Given these things, and an imagination kept well under control, the process of establishing a civilization, where only wilderness had existed since the world began, became a natural corollary.

But with all his clear-sightedness, and the calm pose of his logical mind, there was one necessity in Stanley Fyles’ calling that he quite failed to appreciate. Being a man of very distinct personality himself, he utterly failed to recognize how heavily that weighed in the balance of his success. It never for a moment occurred to him that his own individuality could be the asset which made the mention of his name a matter to inspire the gravest apprehension even in the most hardened among the outlaws of the hills and plains.

It was unquestionably so, however. And as the sergeant sat astride his favorite trooper, a rawboned, mud-brown broncho mare, with the double bobsleigh and team that was carrying his scanty outfit on its way to Buffalo Coulee behind him, with his watchful eyes peering out over the moonlit snow from between the folds of his storm collar, there could be little question as to the personality he radiated.

There was something Napoleonic in the manner of the little procession. Fyles rode clear ahead over the well-defined snow trail. He was a sturdy, dark, muffled figure.

There was no sound of hoof beats on the snow, and there was no jangle of sleigh bells to betray. It was a ghostly, significant procession. Fyles intended to descend upon Buffalo Coulee without herald of any sort. He had determined to reach the police quarters under cover of night, and, with the empty sleigh already on its way back to Calford, find himself an established fact in the life of the township by the time the morrow’s sun rose.

As yet his bricks of evidence were few, and so far their quality had not seriously impressed him. But he saw the advantage of his plan very clearly and was satisfied with it. No word had leaked out of his going, and so swift had been the reaction from Calford to the information received that he felt reasonably confident that the slumbers of Buffalo Coulee would remain undisturbed, and the town’s ordinary peace of mind would endure until sunup.

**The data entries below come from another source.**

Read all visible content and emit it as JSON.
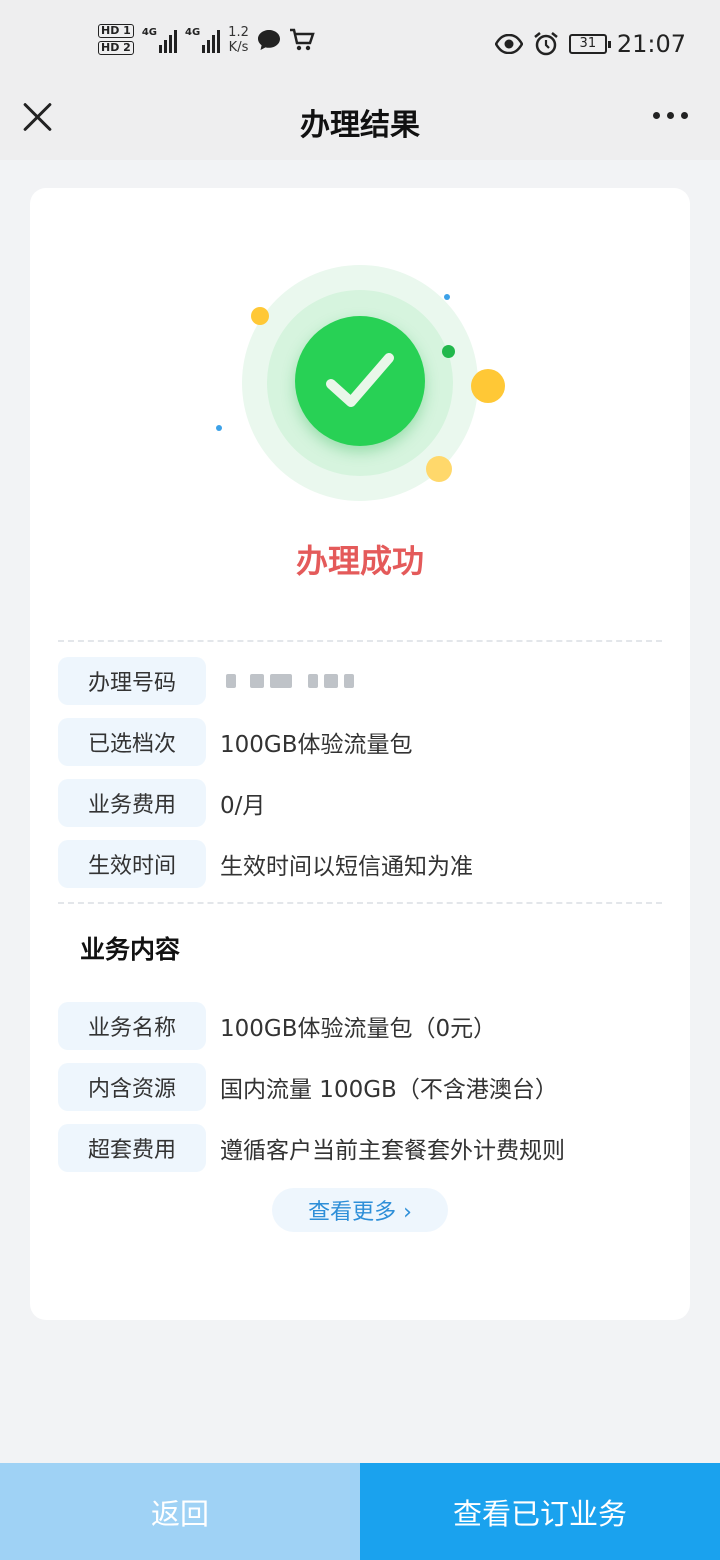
{
  "status_bar": {
    "hd1": "HD 1",
    "hd2": "HD 2",
    "net1": "4G",
    "net2": "4G",
    "speed_value": "1.2",
    "speed_unit": "K/s",
    "time": "21:07",
    "battery": "31",
    "icons": [
      "chat-icon",
      "cart-icon",
      "eye-icon",
      "alarm-icon"
    ]
  },
  "nav": {
    "title": "办理结果"
  },
  "result": {
    "status_text": "办理成功",
    "accent_color": "#28d155",
    "status_color": "#e45a5a"
  },
  "details": [
    {
      "label": "办理号码",
      "value": ""
    },
    {
      "label": "已选档次",
      "value": "100GB体验流量包"
    },
    {
      "label": "业务费用",
      "value": "0/月"
    },
    {
      "label": "生效时间",
      "value": "生效时间以短信通知为准"
    }
  ],
  "section": {
    "title": "业务内容",
    "items": [
      {
        "label": "业务名称",
        "value": "100GB体验流量包（0元）"
      },
      {
        "label": "内含资源",
        "value": "国内流量 100GB（不含港澳台）"
      },
      {
        "label": "超套费用",
        "value": "遵循客户当前主套餐套外计费规则"
      }
    ],
    "more_label": "查看更多 ›"
  },
  "bottom": {
    "back_label": "返回",
    "view_label": "查看已订业务"
  }
}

But like all men of simple wisdom Fyles’ optimism was carefully bounded. He knew only too well the value of leaving a wide margin for the unexpected in his calculations. He saw a more than usually interesting problem ahead of him, and he was approaching it with an open mind.

The night was profoundly still. It was one of those clear, perfect winter nights which should receive greater appreciation than is usually the case. Stanley Fyles owed it no grudge. Although the depths below zero were biting into the marrow of his bones, although at the moment the roar of a blazing wood stove suggested the most comforting thing in life to him, he could still appreciate the calm beauty of radiant moonlight on the snow, and the pall of black velvet, studded with a million gleaming jewels, which overhung the world to which his life was dedicated.